# slight jealousy with peggy



## crazy lady (Jan 19, 2012)

i hope i have put this in the right place.
peggy is 7, and very much my girl, we did have another dog, who died when she was 1 yr, and i have had a tibetan terrier come to stay here a few times, for a few days.
she has been a star with murphy, as you can imagine has come in and turned ours and her life topsy turvey. well a couple of times, when i have been making a big fuss of her, sitting on the floor, he has come up to join in, and she has really told him off, which i completely understand, i have dealt with this by gently moving him away with my other hand, telling her to be good , but not letting my hold on her go, i watch to see when her mood has passed then let her go where is is once again fine with him, and will play straight away . does it sound as if i am doing the right thing? should i stop cuddling her where he can come up and try to be part of it? i never tell her off when she does this, as she has always been my girl, and 99%of the time is an angel with him, and has been so kind to him.


----------



## LisaVonH (Mar 17, 2012)

watching this post with great interest. my jealous 13 year old jack drew blood on my very naughty puppy yesterday  not quite sure how to plat it really.....


----------



## kendal (Jul 16, 2009)

If im honest this happens with me , 4 cockapoos all wanting cuddles at the same time. echi often gets a bit gowly as she is my gilr and even if im cuddling one of tgem she will mussle in.

if she gets growly its her i removev and give affection to one othe the others. she needs to learn she doesnt own me. and she is getting better. 

you if she growls i would move her back.


----------



## crazy lady (Jan 19, 2012)

kendal said:


> If im honest this happens with me , 4 cockapoos all wanting cuddles at the same time. echi often gets a bit gowly as she is my gilr and even if im cuddling one of tgem she will mussle in.
> 
> if she gets growly its her i removev and give affection to one othe the others. she needs to learn she doesnt own me. and she is getting better.
> 
> you if she growls i would move her back.

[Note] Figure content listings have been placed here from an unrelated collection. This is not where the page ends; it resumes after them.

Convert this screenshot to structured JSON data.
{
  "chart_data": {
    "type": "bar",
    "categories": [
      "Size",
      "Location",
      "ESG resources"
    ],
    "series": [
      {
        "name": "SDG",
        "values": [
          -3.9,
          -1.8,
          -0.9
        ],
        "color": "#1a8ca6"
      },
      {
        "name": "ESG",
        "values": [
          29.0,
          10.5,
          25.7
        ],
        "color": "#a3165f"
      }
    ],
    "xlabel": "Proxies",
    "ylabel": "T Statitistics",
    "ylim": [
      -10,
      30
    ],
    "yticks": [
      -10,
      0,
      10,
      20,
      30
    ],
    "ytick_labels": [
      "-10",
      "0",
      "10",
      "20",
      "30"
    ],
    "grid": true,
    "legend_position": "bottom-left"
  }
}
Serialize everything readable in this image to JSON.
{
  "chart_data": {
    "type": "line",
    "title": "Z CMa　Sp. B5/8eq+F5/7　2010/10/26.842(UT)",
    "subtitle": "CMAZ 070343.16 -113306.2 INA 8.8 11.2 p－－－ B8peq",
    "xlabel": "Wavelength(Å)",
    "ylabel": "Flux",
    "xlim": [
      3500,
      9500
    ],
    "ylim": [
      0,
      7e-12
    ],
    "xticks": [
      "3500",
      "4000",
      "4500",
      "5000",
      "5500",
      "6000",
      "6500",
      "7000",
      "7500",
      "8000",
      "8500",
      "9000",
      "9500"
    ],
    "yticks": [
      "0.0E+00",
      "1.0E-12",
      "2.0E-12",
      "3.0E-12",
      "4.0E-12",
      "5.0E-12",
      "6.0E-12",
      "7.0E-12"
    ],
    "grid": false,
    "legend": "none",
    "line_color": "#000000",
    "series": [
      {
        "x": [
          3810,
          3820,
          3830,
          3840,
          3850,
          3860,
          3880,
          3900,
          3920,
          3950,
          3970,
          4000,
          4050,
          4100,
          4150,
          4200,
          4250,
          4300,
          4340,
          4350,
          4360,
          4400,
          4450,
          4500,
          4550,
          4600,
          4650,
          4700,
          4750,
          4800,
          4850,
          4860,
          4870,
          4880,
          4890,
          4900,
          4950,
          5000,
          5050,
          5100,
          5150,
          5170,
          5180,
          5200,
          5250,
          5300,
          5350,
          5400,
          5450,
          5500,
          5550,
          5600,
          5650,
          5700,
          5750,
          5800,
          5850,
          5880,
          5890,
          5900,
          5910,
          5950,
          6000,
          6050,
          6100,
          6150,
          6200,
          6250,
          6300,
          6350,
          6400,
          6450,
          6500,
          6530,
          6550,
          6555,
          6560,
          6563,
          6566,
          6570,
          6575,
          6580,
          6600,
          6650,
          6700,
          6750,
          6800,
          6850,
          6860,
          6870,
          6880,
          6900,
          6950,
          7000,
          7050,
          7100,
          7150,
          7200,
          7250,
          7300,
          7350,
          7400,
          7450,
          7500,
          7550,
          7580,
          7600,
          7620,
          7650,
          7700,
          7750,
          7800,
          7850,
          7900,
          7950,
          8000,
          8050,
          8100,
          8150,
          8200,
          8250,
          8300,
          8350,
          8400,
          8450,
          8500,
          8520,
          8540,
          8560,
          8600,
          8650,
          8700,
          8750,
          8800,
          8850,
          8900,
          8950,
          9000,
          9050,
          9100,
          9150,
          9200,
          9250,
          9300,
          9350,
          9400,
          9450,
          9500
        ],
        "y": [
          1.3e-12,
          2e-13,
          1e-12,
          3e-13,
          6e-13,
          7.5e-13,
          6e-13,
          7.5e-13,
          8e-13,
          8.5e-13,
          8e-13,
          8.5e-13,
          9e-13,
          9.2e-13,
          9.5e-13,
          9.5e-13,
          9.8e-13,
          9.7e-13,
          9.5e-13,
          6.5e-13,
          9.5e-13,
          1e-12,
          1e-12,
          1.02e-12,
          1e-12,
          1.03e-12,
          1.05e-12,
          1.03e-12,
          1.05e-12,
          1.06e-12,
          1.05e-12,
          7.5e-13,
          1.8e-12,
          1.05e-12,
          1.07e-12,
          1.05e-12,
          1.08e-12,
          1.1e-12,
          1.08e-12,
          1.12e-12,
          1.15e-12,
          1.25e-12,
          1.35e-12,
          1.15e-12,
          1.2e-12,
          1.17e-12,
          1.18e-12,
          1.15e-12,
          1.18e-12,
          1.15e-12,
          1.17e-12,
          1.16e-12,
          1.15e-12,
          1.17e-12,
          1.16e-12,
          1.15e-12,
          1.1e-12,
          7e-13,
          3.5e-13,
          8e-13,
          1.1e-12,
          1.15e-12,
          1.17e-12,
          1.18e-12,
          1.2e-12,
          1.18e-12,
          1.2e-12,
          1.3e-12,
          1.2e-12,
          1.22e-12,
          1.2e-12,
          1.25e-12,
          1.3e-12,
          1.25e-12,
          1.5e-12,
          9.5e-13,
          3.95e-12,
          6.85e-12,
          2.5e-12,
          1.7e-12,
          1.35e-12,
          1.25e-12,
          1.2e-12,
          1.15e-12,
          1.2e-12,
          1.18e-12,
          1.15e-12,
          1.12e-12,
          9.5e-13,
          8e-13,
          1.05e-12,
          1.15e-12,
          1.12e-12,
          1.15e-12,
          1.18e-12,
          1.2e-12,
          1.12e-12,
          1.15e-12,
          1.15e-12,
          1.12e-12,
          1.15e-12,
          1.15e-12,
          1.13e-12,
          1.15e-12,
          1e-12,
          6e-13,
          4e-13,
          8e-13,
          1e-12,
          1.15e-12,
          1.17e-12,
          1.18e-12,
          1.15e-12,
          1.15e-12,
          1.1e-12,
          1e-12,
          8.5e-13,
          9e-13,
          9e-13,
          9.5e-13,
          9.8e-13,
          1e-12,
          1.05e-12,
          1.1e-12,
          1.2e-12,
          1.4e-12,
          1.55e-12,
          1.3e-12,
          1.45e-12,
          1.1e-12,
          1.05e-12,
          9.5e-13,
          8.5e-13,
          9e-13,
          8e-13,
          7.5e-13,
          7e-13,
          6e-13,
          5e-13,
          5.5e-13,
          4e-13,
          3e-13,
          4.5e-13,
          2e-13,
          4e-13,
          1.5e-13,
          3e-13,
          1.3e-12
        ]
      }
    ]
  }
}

thank you for your advice, 
as she has been so good , and lets him have her bed, look in her food bowl once she has finished, i thought i was doing the right thing by letting her have some fuss without him muscling in? she still has one walk a day without him, and it is not always me who takes her, perhaps if i gently move her away, make a fuss of him ,a nd then ask her to join us? i really want to get this right, as want them to live in dog harmony together,


----------



## crazy lady (Jan 19, 2012)

LisaVonH said:


> watching this post with great interest. my jealous 13 year old jack drew blood on my very naughty puppy yesterday  not quite sure how to plat it really.....


i hope the advice i get helps you too, can be quite stressful at times cant it?


----------